Once the syrup is filtered and before the temperature dips below 180 degrees, fill your containers so that there’s a minimum amount of air at the top and cap them tightly. It’s best to lay them on their side for a bit so the underside of the cap is sterilized by the hot syrup. Once everything is cool, you should be able to see a slight indentation in the lid or cap, an indication that the seal is airtight.

25. Grading

Maple syrup comes in different grades depending on its color. Sampler kits used for comparison are sold commercially. In general, maple syrup tends to get darker as the season progresses. If your syrup is darker than the darkest sample, it would be better used as cooking syrup rather than something you’d pour directly on your waffles.

26. What’s in a name

A few years back, a bunch of us computer nerds at work were talking about the syrup process, and we got to speculating whether all maple syrup is organic or if the trees would have to be grown in a specific way. My friend Rob joked about free range maple trees. A good laugh led to this label and the now legendary Uncle B’s Free Range Maple Syrup. Think about it, do you really want your syrup from trees that were raised in pens and cages?

27. Storage and use

Bottled syrup will last for quite awhile if stored in a cool, dry location.

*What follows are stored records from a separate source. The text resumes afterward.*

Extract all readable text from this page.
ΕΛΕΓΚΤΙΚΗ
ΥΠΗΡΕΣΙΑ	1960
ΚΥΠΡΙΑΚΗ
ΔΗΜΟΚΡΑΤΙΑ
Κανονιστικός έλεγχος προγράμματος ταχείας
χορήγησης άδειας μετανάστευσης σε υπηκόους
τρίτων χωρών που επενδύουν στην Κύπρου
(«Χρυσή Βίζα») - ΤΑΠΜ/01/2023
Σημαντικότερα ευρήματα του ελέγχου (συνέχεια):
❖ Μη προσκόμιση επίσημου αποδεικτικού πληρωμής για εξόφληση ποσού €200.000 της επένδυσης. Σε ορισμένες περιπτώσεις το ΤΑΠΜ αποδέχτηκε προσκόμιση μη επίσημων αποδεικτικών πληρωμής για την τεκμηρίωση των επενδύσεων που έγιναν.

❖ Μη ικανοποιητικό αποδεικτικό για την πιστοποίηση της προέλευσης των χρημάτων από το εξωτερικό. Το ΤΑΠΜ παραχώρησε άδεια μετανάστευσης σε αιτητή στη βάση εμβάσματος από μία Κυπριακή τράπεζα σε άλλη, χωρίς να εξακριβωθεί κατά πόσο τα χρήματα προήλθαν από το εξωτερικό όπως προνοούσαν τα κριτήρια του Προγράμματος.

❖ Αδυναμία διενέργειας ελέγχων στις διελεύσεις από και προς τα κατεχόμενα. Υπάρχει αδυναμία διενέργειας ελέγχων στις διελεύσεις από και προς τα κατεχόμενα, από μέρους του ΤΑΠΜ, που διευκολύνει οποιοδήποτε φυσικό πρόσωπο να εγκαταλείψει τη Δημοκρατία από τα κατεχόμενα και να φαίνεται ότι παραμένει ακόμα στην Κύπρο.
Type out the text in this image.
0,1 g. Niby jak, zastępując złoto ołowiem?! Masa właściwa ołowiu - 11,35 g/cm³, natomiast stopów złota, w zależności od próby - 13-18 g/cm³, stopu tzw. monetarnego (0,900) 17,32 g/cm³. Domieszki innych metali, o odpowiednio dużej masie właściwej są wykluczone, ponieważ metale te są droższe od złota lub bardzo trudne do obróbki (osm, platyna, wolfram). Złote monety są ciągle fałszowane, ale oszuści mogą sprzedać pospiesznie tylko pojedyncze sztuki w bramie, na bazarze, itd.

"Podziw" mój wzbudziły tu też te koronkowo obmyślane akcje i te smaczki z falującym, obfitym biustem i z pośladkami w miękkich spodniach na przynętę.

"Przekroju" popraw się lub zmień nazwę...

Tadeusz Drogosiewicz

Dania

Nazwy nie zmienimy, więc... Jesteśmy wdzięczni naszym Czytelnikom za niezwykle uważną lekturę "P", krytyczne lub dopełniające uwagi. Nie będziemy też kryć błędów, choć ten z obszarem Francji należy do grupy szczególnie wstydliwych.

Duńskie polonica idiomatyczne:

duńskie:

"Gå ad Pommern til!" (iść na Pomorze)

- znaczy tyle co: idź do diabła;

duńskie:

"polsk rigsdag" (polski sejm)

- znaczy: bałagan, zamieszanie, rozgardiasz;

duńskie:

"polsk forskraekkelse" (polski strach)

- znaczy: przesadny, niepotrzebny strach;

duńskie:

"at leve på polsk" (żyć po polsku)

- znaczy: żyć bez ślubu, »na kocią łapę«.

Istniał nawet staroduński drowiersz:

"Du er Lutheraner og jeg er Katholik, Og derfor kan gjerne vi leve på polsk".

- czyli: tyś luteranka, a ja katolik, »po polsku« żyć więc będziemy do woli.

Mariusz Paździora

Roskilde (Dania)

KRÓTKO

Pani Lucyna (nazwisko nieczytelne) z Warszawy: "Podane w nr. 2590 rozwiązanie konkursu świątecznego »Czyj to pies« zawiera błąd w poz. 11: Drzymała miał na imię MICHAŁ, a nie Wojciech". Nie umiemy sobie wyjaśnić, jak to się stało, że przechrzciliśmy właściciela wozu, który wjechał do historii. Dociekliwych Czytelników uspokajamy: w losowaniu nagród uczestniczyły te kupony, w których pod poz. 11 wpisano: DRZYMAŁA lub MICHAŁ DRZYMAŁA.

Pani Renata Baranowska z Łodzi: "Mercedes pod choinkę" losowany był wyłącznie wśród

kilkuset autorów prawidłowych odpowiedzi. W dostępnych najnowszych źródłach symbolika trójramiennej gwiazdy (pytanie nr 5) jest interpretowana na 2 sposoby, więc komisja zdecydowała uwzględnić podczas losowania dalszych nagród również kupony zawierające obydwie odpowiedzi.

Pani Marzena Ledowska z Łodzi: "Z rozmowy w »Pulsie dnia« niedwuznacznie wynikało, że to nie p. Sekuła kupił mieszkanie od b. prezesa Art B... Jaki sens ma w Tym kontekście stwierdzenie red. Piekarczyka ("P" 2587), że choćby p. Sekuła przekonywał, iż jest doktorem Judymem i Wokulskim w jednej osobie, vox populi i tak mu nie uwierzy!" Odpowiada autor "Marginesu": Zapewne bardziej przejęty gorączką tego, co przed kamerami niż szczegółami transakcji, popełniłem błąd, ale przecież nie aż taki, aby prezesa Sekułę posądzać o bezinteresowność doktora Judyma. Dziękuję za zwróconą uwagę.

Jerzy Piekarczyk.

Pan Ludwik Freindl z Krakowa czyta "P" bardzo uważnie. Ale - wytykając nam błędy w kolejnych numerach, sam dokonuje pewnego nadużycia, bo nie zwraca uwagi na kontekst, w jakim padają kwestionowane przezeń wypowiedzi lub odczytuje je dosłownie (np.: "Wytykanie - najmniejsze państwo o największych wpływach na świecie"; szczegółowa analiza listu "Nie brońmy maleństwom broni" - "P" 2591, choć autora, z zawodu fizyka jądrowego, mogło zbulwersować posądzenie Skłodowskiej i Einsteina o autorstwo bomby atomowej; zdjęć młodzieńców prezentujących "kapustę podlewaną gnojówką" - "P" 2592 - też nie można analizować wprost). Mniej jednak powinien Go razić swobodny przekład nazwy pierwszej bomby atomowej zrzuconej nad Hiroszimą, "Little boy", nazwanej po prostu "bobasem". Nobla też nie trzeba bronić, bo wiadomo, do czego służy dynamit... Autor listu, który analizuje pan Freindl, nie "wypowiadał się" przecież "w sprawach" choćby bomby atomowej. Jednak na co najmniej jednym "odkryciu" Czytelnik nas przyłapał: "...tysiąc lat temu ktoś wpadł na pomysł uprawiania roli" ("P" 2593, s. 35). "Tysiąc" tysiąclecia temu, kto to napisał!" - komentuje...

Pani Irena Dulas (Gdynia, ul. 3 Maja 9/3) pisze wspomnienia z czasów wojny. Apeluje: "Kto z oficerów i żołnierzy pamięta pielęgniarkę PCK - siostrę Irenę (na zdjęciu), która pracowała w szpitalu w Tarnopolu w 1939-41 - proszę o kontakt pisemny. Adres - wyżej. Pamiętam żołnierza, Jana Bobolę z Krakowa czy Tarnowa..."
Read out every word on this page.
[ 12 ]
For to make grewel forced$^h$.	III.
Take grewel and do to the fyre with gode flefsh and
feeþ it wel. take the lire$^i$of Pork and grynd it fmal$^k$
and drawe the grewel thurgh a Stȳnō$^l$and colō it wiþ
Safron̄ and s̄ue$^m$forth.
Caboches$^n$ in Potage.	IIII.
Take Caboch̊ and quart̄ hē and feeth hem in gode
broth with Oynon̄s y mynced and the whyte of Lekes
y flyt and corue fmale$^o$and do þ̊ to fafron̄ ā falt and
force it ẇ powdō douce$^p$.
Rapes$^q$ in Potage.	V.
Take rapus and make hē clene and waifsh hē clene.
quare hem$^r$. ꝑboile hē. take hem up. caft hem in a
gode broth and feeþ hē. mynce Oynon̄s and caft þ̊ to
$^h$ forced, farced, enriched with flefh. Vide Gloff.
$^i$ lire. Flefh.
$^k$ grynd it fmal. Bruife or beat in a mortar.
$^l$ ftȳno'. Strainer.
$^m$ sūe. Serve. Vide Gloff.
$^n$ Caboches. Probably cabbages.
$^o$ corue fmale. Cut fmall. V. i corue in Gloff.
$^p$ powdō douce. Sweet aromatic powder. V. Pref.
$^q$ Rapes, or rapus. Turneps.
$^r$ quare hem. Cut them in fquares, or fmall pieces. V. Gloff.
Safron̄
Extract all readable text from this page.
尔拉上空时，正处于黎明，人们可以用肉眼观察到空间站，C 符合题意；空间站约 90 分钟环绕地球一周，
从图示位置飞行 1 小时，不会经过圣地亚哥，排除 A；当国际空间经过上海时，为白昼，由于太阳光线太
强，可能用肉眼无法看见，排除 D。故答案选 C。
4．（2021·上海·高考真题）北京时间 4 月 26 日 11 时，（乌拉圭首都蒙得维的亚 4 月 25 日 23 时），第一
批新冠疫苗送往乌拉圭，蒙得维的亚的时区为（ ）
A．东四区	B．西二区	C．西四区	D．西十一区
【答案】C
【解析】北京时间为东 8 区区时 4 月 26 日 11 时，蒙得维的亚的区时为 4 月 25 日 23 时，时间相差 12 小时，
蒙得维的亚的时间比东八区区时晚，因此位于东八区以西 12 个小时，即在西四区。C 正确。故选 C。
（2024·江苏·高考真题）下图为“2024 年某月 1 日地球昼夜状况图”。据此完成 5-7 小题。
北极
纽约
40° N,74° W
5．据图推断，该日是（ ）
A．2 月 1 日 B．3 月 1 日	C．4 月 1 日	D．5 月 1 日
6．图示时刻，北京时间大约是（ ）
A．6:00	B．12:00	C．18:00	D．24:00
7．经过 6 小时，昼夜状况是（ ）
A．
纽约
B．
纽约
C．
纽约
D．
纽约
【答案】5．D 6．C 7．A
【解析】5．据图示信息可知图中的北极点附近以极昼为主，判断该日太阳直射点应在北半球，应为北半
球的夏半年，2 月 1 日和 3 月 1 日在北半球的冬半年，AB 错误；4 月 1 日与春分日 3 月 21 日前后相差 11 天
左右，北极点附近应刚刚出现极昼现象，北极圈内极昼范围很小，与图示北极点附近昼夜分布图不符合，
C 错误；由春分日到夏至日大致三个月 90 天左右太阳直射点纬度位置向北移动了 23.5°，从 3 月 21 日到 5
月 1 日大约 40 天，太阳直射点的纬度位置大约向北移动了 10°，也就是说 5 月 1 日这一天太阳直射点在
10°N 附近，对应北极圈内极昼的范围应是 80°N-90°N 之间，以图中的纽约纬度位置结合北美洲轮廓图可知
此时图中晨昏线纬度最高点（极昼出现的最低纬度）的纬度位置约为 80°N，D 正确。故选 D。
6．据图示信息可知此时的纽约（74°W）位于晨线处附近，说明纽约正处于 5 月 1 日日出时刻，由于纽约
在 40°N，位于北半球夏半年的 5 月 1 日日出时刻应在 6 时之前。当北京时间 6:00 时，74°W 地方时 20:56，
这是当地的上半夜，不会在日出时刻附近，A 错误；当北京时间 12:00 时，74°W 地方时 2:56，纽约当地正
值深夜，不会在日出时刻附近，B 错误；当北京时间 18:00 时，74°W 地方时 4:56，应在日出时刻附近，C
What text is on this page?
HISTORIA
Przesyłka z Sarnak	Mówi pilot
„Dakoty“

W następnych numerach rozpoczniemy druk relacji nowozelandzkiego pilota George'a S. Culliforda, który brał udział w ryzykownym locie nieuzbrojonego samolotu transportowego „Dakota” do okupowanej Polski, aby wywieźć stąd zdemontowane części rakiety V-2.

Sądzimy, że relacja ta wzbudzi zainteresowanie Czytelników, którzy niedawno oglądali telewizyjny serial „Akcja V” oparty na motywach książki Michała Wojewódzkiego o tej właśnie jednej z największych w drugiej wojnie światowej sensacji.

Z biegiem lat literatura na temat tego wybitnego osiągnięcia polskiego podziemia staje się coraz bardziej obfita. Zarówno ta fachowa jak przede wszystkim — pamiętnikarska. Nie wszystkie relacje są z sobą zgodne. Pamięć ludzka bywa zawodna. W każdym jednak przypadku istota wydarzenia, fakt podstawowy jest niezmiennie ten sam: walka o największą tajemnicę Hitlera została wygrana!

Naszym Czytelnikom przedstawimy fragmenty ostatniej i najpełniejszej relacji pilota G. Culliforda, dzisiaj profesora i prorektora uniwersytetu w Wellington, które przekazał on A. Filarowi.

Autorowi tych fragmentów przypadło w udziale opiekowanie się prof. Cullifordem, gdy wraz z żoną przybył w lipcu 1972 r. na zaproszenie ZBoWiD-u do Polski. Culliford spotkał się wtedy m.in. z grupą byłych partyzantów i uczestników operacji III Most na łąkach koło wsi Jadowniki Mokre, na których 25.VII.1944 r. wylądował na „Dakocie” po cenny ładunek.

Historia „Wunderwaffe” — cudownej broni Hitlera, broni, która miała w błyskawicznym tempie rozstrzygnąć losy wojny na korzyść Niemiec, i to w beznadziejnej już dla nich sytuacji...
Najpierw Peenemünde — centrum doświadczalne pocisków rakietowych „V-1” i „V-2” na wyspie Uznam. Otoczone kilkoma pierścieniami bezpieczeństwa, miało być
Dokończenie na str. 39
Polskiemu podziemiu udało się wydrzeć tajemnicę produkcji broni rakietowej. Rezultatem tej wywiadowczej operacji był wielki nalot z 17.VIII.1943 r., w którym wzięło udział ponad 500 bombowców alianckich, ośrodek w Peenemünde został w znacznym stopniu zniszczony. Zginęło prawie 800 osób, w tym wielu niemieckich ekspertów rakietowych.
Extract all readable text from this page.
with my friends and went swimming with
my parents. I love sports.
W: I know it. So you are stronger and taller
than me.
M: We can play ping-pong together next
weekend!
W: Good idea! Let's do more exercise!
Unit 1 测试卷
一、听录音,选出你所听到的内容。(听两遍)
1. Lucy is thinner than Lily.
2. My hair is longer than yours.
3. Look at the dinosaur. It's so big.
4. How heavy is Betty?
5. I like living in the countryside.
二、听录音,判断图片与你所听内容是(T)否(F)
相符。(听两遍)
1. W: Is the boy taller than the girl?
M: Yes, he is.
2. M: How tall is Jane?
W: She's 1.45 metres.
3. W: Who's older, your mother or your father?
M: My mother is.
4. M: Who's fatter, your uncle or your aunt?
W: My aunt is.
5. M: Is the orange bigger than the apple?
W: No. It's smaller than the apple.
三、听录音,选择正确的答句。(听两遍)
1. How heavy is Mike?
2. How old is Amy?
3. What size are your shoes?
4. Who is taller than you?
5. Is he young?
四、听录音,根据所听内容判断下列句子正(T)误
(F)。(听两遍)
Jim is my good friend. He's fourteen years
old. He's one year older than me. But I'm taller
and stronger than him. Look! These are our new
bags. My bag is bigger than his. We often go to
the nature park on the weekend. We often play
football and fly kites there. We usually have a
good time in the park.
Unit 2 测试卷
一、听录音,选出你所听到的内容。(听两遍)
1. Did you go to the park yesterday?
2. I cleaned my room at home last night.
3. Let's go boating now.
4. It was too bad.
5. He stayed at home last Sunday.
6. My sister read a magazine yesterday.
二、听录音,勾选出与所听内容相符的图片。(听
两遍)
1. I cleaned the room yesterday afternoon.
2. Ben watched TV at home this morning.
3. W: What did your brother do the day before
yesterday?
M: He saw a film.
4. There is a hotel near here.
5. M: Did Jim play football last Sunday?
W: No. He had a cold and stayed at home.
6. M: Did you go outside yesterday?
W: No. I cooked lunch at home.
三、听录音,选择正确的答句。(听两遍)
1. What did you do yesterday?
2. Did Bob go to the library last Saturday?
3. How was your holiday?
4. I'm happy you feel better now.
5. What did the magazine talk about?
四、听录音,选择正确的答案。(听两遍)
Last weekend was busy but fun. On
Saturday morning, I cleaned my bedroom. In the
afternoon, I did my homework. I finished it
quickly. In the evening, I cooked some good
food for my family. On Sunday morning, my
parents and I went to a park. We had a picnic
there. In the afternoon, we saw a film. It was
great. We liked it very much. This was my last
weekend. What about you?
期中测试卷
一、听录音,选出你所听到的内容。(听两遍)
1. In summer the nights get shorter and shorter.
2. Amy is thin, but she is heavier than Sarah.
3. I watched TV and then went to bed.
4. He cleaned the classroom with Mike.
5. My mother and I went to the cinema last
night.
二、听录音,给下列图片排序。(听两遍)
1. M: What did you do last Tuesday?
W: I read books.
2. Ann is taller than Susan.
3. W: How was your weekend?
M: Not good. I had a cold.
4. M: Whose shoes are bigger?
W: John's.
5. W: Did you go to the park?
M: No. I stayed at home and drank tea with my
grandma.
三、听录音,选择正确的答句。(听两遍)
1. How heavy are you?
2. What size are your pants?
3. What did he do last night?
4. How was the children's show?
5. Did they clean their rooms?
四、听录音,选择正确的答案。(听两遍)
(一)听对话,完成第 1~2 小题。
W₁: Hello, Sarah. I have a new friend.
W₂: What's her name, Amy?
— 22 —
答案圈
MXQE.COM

It’s best to use it within 12 months, and once a bottle is open, make sure to keep it refrigerated. You may notice a trace amount of what looks like sand accumulate on the bottom of the bottle. It’s called niter and is a harmless, natural byproduct of the syrup making process. The final filtering prior to bottling will eliminate most of the niter, but some may still make its way into the final product.

28. Cleaning up

As you might imagine, this whole sticky process involves some cleaning up at the end. Since the sap we start out with is the consistency of water, the buckets and pails aren’t too bad as they just end up being a little tacky to the touch. Simple hot water with a bit of bleach added works great. Don’t use any type of dish soap on the buckets or holding tank as it’s very hard to get rid of the residual taste of the soap. The real messy part is the bottling in the kitchen. Each year we try to optimize that process a bit more, but ultimately syrup seems to drip everywhere. Oh well, it comes with the territory, I guess.

29. The off-season

When the trees begin to bud and the flowers of spring appear, the time for sugaring is done. The fleeting flurry of activity of the previous few weeks is tucked away with the buckets and taps, set aside to collect dust for the rest of the year. Throughout the summer and autumn we’ll find time to split some wood for the next round, freshen up the shack, and tinker with the design of the rig at a more leisurely, deliberate pace. All the while, the canopy of maple leaves rustles overhead.

30. Why we do it

If I think about it too much, in the end, the numbers really don’t add up. The cost of the equipment and supplies, the effort of the daily collection of sap, the endless hours of boiling. It would be easier to just buy a jug of the stuff at Wegmans and call it a day. But, I’d miss out on a little extra time with my brother, the hopeful sounds of northbound geese, and a brief respite from the noise of the modern world. But more than anything, it’s an opportunity to just slow down. Naturalist John Burroughs once wrote, “I go to nature to be soothed and healed, and to have my senses put in order.” I like the sound of that. I like it a lot.

31. Sweet!

Now, crack open a bottle and enjoy. You’ve earned it!